John Travis' first novel, The Terror and the Tortoiseshell, is a noir-styled murder mystery with deft comedy and Science Fiction touches. It honours of the classic hard-boiled detective novels of the 1940s. Benji Spriteman takes over the “Spriteman Detective Agency” after the world is changed overnight by 'The Terror', resulting in the animal kingdom moving from four legs to two and banishing the now crazy human population from existence, and becoming the dominant species. Oh, and Benji Spriteman is a sentient, six-foot tall, suit-wearing, tortoiseshell cat. In this strange environment, which sees animals taking on some of the characteristics of the humans they were closest to, human beings have become a bit like flying saucers.
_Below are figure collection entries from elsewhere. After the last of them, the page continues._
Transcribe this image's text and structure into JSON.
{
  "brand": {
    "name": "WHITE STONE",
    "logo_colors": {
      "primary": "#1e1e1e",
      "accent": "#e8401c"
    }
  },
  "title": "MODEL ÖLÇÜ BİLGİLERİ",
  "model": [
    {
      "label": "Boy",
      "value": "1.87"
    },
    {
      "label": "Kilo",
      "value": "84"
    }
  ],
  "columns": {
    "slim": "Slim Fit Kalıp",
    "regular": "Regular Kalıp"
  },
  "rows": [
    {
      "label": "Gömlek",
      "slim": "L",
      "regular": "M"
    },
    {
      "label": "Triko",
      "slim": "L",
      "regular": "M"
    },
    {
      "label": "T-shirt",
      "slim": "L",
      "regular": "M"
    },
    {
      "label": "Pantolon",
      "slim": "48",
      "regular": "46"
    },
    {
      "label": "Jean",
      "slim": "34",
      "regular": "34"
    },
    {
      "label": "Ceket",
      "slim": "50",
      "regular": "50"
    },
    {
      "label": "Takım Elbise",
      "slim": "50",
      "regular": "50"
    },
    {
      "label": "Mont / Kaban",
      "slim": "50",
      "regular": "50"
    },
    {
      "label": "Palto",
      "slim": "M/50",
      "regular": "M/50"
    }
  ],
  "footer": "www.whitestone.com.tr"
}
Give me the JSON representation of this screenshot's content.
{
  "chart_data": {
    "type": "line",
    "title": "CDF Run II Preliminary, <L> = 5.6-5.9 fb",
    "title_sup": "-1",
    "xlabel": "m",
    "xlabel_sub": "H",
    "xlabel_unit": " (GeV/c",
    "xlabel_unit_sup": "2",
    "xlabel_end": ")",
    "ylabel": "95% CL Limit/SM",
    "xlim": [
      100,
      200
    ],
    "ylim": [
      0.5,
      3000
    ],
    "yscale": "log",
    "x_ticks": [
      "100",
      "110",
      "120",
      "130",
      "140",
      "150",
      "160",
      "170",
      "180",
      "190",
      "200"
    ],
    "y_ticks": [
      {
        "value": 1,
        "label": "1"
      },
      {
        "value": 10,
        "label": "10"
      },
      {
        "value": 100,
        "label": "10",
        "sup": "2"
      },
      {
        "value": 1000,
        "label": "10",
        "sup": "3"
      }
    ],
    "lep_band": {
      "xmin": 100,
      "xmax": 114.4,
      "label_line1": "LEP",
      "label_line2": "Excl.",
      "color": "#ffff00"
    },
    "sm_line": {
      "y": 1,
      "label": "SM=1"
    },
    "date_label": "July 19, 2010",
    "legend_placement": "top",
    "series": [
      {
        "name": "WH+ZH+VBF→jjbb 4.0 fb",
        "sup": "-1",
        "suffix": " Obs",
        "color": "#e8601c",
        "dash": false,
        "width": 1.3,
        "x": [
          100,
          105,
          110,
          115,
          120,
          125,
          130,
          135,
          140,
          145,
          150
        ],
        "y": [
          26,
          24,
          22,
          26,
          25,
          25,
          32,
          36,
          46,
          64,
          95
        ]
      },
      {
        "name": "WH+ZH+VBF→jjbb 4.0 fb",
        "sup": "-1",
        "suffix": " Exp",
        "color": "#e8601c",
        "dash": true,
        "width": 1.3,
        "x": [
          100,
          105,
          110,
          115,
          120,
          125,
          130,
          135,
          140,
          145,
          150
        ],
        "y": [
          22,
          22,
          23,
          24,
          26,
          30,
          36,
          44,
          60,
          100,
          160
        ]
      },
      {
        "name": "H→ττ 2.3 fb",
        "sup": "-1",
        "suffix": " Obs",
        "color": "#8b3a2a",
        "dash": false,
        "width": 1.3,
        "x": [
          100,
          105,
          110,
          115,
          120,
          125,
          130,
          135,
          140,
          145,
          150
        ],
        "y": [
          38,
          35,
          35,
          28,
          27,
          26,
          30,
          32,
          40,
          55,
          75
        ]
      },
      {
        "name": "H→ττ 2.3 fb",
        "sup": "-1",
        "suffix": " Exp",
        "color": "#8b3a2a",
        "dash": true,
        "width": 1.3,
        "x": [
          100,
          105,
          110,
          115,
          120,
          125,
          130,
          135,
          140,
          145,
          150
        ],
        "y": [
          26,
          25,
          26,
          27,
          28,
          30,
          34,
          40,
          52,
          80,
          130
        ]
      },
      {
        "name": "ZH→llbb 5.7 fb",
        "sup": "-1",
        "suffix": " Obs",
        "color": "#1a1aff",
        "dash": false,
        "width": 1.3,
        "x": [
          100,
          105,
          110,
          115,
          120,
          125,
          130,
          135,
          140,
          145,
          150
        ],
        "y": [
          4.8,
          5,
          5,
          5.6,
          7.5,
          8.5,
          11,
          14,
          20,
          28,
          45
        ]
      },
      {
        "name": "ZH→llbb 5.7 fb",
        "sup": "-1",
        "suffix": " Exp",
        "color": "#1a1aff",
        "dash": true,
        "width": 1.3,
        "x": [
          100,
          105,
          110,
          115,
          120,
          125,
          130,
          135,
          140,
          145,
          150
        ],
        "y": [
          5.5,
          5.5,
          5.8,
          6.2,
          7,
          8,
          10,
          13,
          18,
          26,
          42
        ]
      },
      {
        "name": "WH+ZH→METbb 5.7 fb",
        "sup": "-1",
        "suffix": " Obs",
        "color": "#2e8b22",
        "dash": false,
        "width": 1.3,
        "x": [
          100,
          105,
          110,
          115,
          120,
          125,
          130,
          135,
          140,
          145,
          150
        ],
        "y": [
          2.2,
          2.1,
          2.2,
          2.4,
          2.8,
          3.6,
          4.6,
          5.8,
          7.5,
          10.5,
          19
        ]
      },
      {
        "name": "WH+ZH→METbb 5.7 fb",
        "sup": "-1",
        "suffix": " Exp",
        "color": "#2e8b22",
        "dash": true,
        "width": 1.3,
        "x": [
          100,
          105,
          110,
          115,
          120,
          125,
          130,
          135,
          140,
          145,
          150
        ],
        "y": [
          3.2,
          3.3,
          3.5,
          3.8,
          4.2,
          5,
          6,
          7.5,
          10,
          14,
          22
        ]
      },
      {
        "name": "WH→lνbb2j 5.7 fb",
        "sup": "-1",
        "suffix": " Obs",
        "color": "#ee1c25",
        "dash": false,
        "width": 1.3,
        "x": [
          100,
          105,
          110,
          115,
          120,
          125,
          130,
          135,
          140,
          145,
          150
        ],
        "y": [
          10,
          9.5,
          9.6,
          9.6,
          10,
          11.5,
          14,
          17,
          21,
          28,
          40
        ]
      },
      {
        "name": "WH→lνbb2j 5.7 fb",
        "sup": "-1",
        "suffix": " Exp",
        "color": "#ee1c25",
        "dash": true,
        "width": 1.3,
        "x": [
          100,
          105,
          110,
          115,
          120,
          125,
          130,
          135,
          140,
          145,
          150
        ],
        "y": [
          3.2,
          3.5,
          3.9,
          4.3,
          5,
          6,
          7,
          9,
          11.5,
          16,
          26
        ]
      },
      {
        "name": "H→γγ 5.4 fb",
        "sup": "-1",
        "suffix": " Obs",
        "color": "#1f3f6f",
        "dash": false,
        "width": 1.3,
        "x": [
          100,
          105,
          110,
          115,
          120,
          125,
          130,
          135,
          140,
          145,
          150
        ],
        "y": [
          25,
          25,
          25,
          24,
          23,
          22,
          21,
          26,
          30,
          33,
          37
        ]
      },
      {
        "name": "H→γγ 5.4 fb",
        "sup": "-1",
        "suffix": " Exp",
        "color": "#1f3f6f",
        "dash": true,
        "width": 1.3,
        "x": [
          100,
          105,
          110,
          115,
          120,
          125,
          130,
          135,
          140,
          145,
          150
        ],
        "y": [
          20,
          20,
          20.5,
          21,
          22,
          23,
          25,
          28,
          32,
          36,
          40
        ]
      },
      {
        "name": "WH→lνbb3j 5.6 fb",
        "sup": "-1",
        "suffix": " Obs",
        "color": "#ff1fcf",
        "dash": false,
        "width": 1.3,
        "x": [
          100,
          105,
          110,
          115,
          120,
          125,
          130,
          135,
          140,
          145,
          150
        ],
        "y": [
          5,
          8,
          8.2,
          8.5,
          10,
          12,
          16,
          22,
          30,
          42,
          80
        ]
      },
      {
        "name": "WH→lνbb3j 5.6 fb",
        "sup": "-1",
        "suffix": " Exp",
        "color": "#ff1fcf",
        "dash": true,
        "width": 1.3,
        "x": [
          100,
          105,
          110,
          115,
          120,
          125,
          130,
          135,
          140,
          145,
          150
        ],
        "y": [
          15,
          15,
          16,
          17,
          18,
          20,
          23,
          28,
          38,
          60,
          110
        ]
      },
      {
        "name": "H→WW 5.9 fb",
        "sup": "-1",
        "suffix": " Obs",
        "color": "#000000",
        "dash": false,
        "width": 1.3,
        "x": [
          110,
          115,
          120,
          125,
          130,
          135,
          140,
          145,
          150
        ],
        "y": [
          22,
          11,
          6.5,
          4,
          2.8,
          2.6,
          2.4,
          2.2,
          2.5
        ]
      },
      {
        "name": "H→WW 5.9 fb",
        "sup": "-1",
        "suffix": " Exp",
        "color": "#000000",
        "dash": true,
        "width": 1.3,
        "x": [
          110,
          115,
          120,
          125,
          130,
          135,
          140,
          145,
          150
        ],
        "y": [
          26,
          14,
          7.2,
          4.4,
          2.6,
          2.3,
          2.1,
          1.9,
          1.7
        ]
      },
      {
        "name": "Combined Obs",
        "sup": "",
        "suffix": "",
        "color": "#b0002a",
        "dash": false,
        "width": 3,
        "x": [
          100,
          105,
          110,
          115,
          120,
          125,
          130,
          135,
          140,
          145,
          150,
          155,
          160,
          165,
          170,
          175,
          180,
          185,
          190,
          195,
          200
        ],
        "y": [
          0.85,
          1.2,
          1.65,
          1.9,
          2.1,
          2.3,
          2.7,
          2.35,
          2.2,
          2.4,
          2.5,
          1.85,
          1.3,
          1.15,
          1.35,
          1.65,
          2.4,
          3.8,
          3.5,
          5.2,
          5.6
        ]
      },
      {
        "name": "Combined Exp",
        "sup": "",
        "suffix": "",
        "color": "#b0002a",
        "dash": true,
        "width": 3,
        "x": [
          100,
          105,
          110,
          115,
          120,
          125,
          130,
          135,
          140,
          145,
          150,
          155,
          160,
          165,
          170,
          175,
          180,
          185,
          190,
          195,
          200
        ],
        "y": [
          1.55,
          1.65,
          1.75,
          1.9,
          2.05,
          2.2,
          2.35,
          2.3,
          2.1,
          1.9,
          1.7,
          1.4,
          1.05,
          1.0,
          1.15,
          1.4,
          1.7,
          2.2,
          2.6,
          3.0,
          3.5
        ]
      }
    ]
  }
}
Despite occasional sightings, there is never any definite proof human existed. When humans start to re-appear, it’s in bizarre situations. They're always dead and ‘displayed’ as if they were animals. It’s just as Benji’s life is starting to become a bit more ‘normal’ that he gets drawn into the investigation into these murders, and soon finds himself involved in ways he could never have imagined.
Author

Called 'a writer of considerable energy' in The Encyclopedia of Science Fiction, John Travis is the author of six books - a short story collection, Mostly Monochrome Stories, and two novels, The Terror and the Tortoiseshell and The Designated Coconut, the former attracting the attention of several Hollywood film companies. His most recent books are a second collection of short stories, Gaseous Clay and Other Ambivalent Tales, and two chapbooks, Greenbeard and Eloquent Years of Silence. His many short stories and novellas have been published in anthologies and journals such as Nemonymous. British Invasion and in both volumes of The Humdrumming Books of Horror Stories, his story from the second volume, 'The Tobacconist's Concession' appearing on the 2009 shortlist for a British Fantasy Award. Writing what he can, when he can, if by some miracle he ever made any money from his stories about talking animals and various haunted objects and people, he'd like to move to the country or the coast, possibly Scarborough.